Threading and concurrency

Every mobile platform has one rule that dominates: the UI thread (the main thread) must never block. On Android, blocking the main thread past a few seconds triggers an ANR, the "Application Not Responding" dialog. So interviewers want to hear how you move work off it and back.

On Android, the current answer is Kotlin coroutines with structured concurrency. Mention viewModelScope for work tied to a ViewModel, dispatchers (Dispatchers.IO for blocking I/O, Dispatchers.Main for UI updates), and WorkManager for deferrable, guaranteed background work that must survive process death. A coroutine launched in viewModelScope is cancelled automatically when the ViewModel is cleared, which prevents a whole class of leaks.
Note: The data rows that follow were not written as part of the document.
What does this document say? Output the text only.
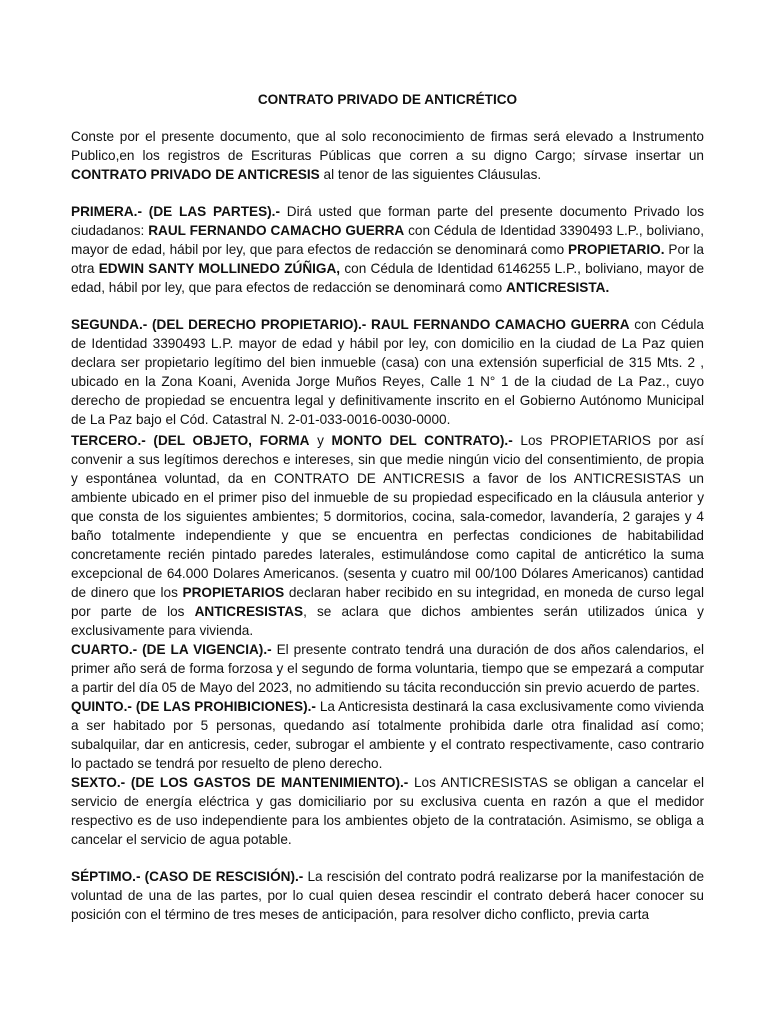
CONTRATO PRIVADO DE ANTICRÉTICO

Conste por el presente documento, que al solo reconocimiento de firmas será elevado a Instrumento Publico,en los registros de Escrituras Públicas que corren a su digno Cargo; sírvase insertar un CONTRATO PRIVADO DE ANTICRESIS al tenor de las siguientes Cláusulas.

PRIMERA.- (DE LAS PARTES).- Dirá usted que forman parte del presente documento Privado los ciudadanos: RAUL FERNANDO CAMACHO GUERRA con Cédula de Identidad 3390493 L.P., boliviano, mayor de edad, hábil por ley, que para efectos de redacción se denominará como PROPIETARIO. Por la otra EDWIN SANTY MOLLINEDO ZÚÑIGA, con Cédula de Identidad 6146255 L.P., boliviano, mayor de edad, hábil por ley, que para efectos de redacción se denominará como ANTICRESISTA.

SEGUNDA.- (DEL DERECHO PROPIETARIO).- RAUL FERNANDO CAMACHO GUERRA con Cédula de Identidad 3390493 L.P. mayor de edad y hábil por ley, con domicilio en la ciudad de La Paz quien declara ser propietario legítimo del bien inmueble (casa) con una extensión superficial de 315 Mts. 2 , ubicado en la Zona Koani, Avenida Jorge Muños Reyes, Calle 1 N° 1 de la ciudad de La Paz., cuyo derecho de propiedad se encuentra legal y definitivamente inscrito en el Gobierno Autónomo Municipal de La Paz bajo el Cód. Catastral N. 2-01-033-0016-0030-0000.

TERCERO.- (DEL OBJETO, FORMA y MONTO DEL CONTRATO).- Los PROPIETARIOS por así convenir a sus legítimos derechos e intereses, sin que medie ningún vicio del consentimiento, de propia y espontánea voluntad, da en CONTRATO DE ANTICRESIS a favor de los ANTICRESISTAS un ambiente ubicado en el primer piso del inmueble de su propiedad especificado en la cláusula anterior y que consta de los siguientes ambientes; 5 dormitorios, cocina, sala-comedor, lavandería, 2 garajes y 4 baño totalmente independiente y que se encuentra en perfectas condiciones de habitabilidad concretamente recién pintado paredes laterales, estimulándose como capital de anticrético la suma excepcional de 64.000 Dolares Americanos. (sesenta y cuatro mil 00/100 Dólares Americanos) cantidad de dinero que los PROPIETARIOS declaran haber recibido en su integridad, en moneda de curso legal por parte de los ANTICRESISTAS, se aclara que dichos ambientes serán utilizados única y exclusivamente para vivienda.

CUARTO.- (DE LA VIGENCIA).- El presente contrato tendrá una duración de dos años calendarios, el primer año será de forma forzosa y el segundo de forma voluntaria, tiempo que se empezará a computar a partir del día 05 de Mayo del 2023, no admitiendo su tácita reconducción sin previo acuerdo de partes.

QUINTO.- (DE LAS PROHIBICIONES).- La Anticresista destinará la casa exclusivamente como vivienda a ser habitado por 5 personas, quedando así totalmente prohibida darle otra finalidad así como; subalquilar, dar en anticresis, ceder, subrogar el ambiente y el contrato respectivamente, caso contrario lo pactado se tendrá por resuelto de pleno derecho.

SEXTO.- (DE LOS GASTOS DE MANTENIMIENTO).- Los ANTICRESISTAS se obligan a cancelar el servicio de energía eléctrica y gas domiciliario por su exclusiva cuenta en razón a que el medidor respectivo es de uso independiente para los ambientes objeto de la contratación. Asimismo, se obliga a cancelar el servicio de agua potable.

SÉPTIMO.- (CASO DE RESCISIÓN).- La rescisión del contrato podrá realizarse por la manifestación de voluntad de una de las partes, por lo cual quien desea rescindir el contrato deberá hacer conocer su posición con el término de tres meses de anticipación, para resolver dicho conflicto, previa carta
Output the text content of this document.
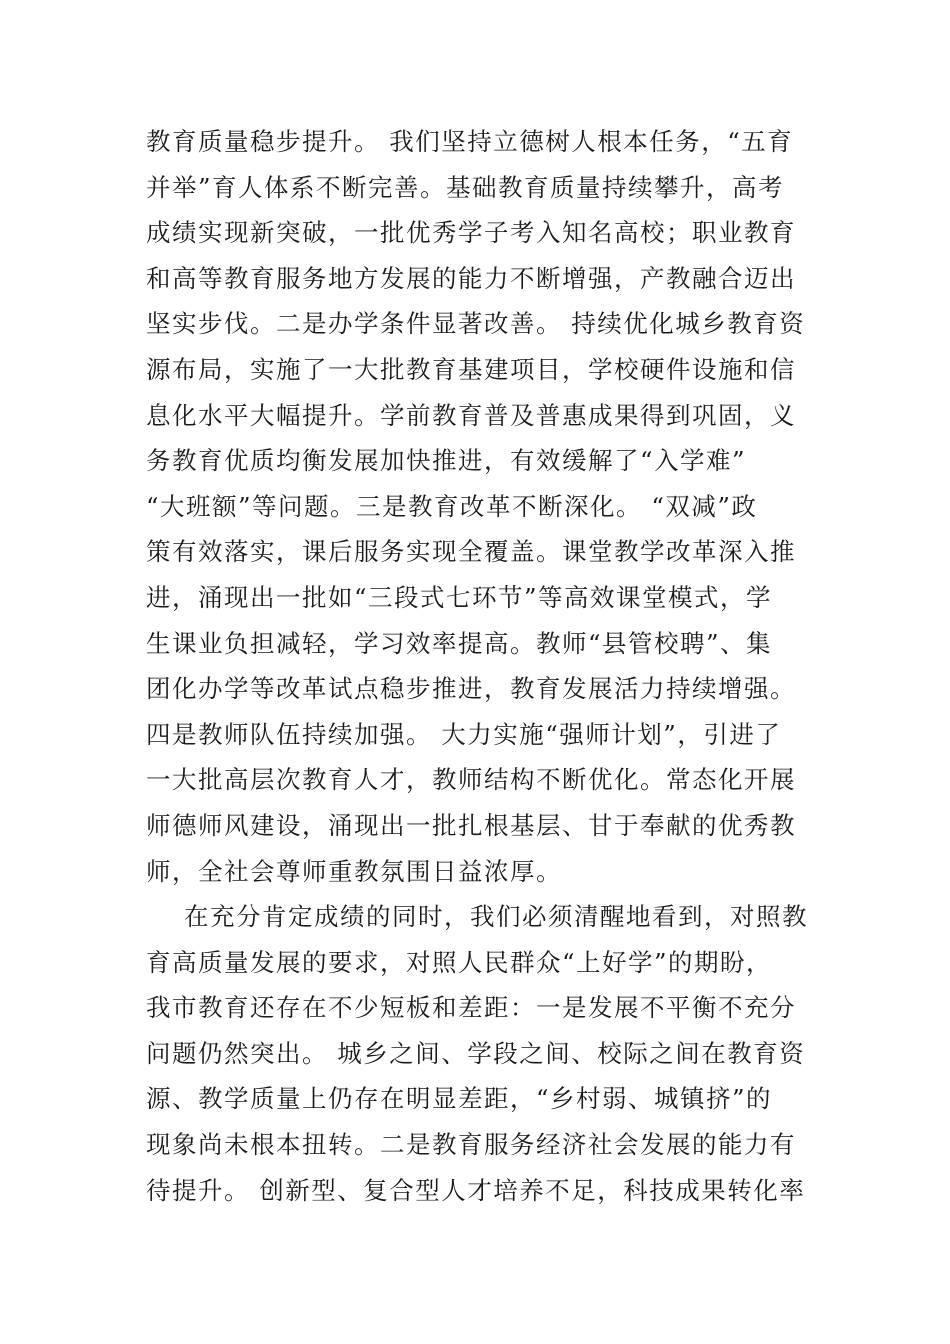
教育质量稳步提升。 我们坚持立德树人根本任务，“五育
并举”育人体系不断完善。基础教育质量持续攀升，高考
成绩实现新突破，一批优秀学子考入知名高校；职业教育
和高等教育服务地方发展的能力不断增强，产教融合迈出
坚实步伐。二是办学条件显著改善。 持续优化城乡教育资
源布局，实施了一大批教育基建项目，学校硬件设施和信
息化水平大幅提升。学前教育普及普惠成果得到巩固，义
务教育优质均衡发展加快推进，有效缓解了“入学难”
“大班额”等问题。三是教育改革不断深化。 “双减”政
策有效落实，课后服务实现全覆盖。课堂教学改革深入推
进，涌现出一批如“三段式七环节”等高效课堂模式，学
生课业负担减轻，学习效率提高。教师“县管校聘”、集
团化办学等改革试点稳步推进，教育发展活力持续增强。
四是教师队伍持续加强。 大力实施“强师计划”，引进了
一大批高层次教育人才，教师结构不断优化。常态化开展
师德师风建设，涌现出一批扎根基层、甘于奉献的优秀教
师，全社会尊师重教氛围日益浓厚。
在充分肯定成绩的同时，我们必须清醒地看到，对照教
育高质量发展的要求，对照人民群众“上好学”的期盼，
我市教育还存在不少短板和差距：一是发展不平衡不充分
问题仍然突出。 城乡之间、学段之间、校际之间在教育资
源、教学质量上仍存在明显差距，“乡村弱、城镇挤”的
现象尚未根本扭转。二是教育服务经济社会发展的能力有
待提升。 创新型、复合型人才培养不足，科技成果转化率
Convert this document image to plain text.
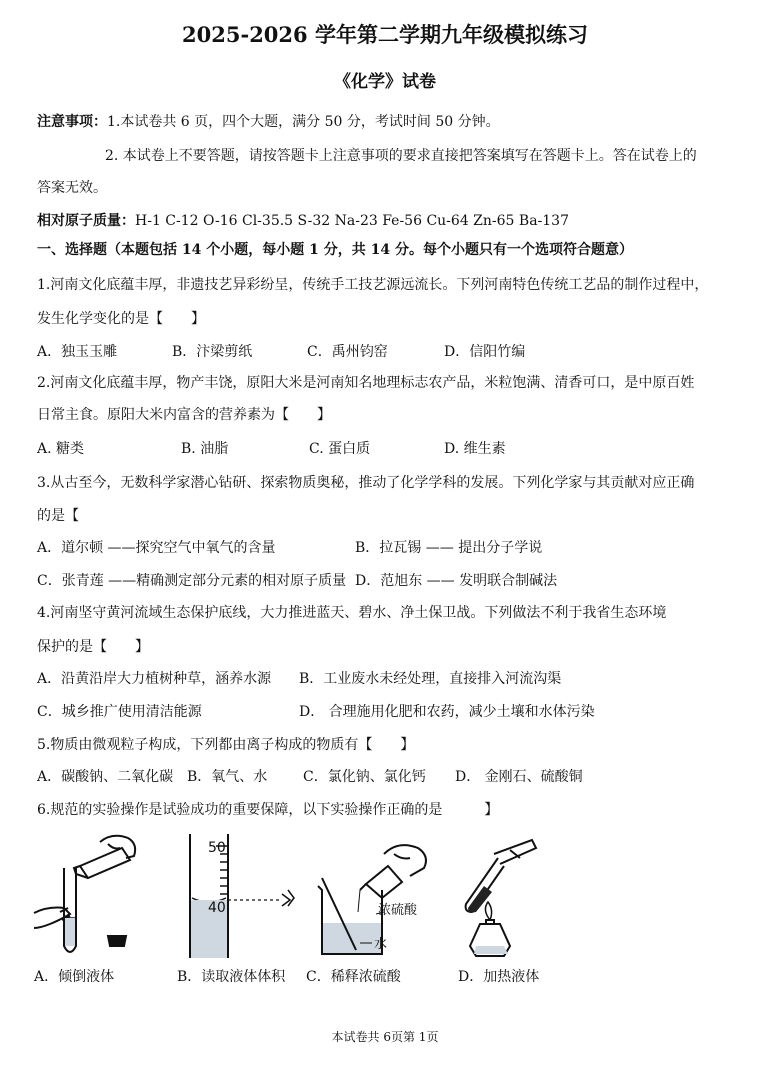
2025-2026 学年第二学期九年级模拟练习
《化学》试卷
注意事项：1.本试卷共 6 页，四个大题，满分 50 分，考试时间 50 分钟。
2. 本试卷上不要答题，请按答题卡上注意事项的要求直接把答案填写在答题卡上。答在试卷上的
答案无效。
相对原子质量：H-1 C-12 O-16 Cl-35.5 S-32 Na-23 Fe-56 Cu-64 Zn-65 Ba-137
一、选择题（本题包括 14 个小题，每小题 1 分，共 14 分。每个小题只有一个选项符合题意）
1.河南文化底蕴丰厚，非遗技艺异彩纷呈，传统手工技艺源远流长。下列河南特色传统工艺品的制作过程中，
发生化学变化的是【　　】
A．独玉玉雕	B．汴梁剪纸	C．禹州钧窑	D．信阳竹编
2.河南文化底蕴丰厚，物产丰饶，原阳大米是河南知名地理标志农产品，米粒饱满、清香可口，是中原百姓
日常主食。原阳大米内富含的营养素为【　　】
A. 糖类	B. 油脂	C. 蛋白质	D. 维生素
3.从古至今，无数科学家潜心钻研、探索物质奥秘，推动了化学学科的发展。下列化学家与其贡献对应正确
的是【
A．道尔顿 ——探究空气中氧气的含量	B．拉瓦锡 —— 提出分子学说
C．张青莲 ——精确测定部分元素的相对原子质量 D．范旭东 —— 发明联合制碱法
4.河南坚守黄河流域生态保护底线，大力推进蓝天、碧水、净土保卫战。下列做法不利于我省生态环境
保护的是【　　】
A．沿黄沿岸大力植树种草，涵养水源 B．工业废水未经处理，直接排入河流沟渠
C．城乡推广使用清洁能源	D． 合理施用化肥和农药，减少土壤和水体污染
5.物质由微观粒子构成，下列都由离子构成的物质有【　　】
A．碳酸钠、二氧化碳 B．氧气、水	C．氯化钠、氯化钙 D． 金刚石、硫酸铜
6.规范的实验操作是试验成功的重要保障，以下实验操作正确的是　　　】
50
40	浓硫酸
水
A．倾倒液体	B．读取液体体积 C．稀释浓硫酸	D．加热液体
本试卷共 6页第 1页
On iOS, the modern answer is Swift Concurrency: async/await, Task, structured task groups, and actors for protecting shared mutable state from data races. Grand Central Dispatch (DispatchQueue) is the older API still worth knowing. The key point on either platform is that UI updates happen on the main thread and everything else gets dispatched away from it.

Offline state and data

Mobile apps run on flaky networks, so the panel will probe how you handle a lost connection. Cover local persistence (Room on Android, Core Data or SwiftData on iOS), a single source of truth where the UI reads from the local store and the network updates it, optimistic updates with reconciliation, and conflict resolution when a queued write loses a race. The strong signal is treating offline as the default case, not an error state bolted on later.

Release trains and rollout

Mobile ships differently from the web because you cannot hotfix instantly. A bad build sits in review and then in users' hands until they update. Be ready to discuss the release train: a regular cadence where work merges to a release branch, goes through staged rollout (a small percentage of users first), and is watched on crash and performance dashboards before full rollout. Mention feature flags to decouple shipping code from enabling it, and the ability to halt a staged rollout when crash rate spikes. This is exactly the operational judgment that distinguishes a senior mobile developer interview answer from a junior one.

The behavioral and design rounds

The app design round asks you to design something like a feed, a chat client, or an offline-first notes app. Drive it from constraints: data model, sync strategy, caching, pagination, and how the UI degrades without a network. The behavioral round asks about shipping under a hard store deadline, a production crash you triaged, and a disagreement on architecture.

A verified, role-specific practice room, like the one Mythic Intel builds from a mobile posting, grades a spoken answer on accuracy, completeness, structure, and proof, which catches the moment your explanation of ARC or the Activity lifecycle gets fuzzy. The most reliable preparation is to say these explanations out loud, in full sentences, until the lifecycle order and the strong-versus-weak distinction come without hesitation.